Referência a Doutrina:JORGE DE SOUSA E OUTRO RGIT ANOTADO 2ED.
Aditamento:
Texto Integral: Acordam na Secção de Contencioso Tributário do Supremo Tribunal Administrativo:
RELATÓRIO
1.1. O Magistrado do Ministério Público junto do TT de Lisboa recorre do despacho que proferido pelo Mmo.

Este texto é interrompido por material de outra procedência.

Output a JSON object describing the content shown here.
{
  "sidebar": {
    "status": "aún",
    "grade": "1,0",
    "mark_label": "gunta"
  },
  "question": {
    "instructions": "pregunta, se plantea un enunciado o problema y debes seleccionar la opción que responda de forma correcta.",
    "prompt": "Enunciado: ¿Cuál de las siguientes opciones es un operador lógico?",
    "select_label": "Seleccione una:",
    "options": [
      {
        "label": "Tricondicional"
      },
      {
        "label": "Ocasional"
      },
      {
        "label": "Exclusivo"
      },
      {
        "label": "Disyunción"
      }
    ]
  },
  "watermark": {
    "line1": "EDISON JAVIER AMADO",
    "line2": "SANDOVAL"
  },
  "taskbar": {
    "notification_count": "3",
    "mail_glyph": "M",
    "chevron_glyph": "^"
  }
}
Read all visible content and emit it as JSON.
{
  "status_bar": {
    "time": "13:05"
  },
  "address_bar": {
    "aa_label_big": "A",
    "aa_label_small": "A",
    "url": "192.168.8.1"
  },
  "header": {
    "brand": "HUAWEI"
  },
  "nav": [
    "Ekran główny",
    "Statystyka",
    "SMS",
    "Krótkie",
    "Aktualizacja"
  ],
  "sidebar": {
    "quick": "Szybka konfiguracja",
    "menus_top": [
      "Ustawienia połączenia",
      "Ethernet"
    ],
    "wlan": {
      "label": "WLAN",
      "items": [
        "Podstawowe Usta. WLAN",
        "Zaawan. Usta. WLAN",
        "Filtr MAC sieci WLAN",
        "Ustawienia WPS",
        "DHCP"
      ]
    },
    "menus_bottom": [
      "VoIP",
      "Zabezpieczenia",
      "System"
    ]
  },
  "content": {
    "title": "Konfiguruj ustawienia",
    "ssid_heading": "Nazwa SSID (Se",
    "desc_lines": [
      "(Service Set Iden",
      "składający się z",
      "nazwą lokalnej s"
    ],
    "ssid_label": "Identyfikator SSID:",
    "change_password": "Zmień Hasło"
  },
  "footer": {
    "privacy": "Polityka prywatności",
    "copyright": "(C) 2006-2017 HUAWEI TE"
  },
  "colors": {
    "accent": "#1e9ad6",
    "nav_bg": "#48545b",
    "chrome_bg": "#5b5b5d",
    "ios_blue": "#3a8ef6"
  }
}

Juiz do TT de Lisboa, em 2/2/2009, julgou procedente o recurso que tinha sido interposto por A… contra a decisão da Directora Regional de Contencioso e Controlo Aduaneiro de Lisboa, que lhe aplicou a coima de € 1.000,00 pela prática da infracção p. e p. nos arts. 24º, nº 2 e 108º, nº 4, al. a), do RGIT e 17º, nº 4 do DL nº 40/93, de 18/2.
1.2. A recorrente termina as alegações do recurso formulando as Conclusões seguintes:
1ª A douta sentença recorrida absolveu o arguido, por ter considerado que não consta da decisão da autoridade tributária que aplicou a coima a data exacta (dia!) da consumação da contra-ordenação, facto que considerou como elemento objectivo do tipo legal de infracção.
2ª Ora, a lei não exige que da decisão que aplica uma coima, ou de uma acusação criminal pública conste a data exacta da prática da infracção (artigos 79° do RGIT e 283° do CPP).
3ª Por outro lado, a data exacta da prática da infracção não é elemento objectivo do tipo legal da contra-ordenação.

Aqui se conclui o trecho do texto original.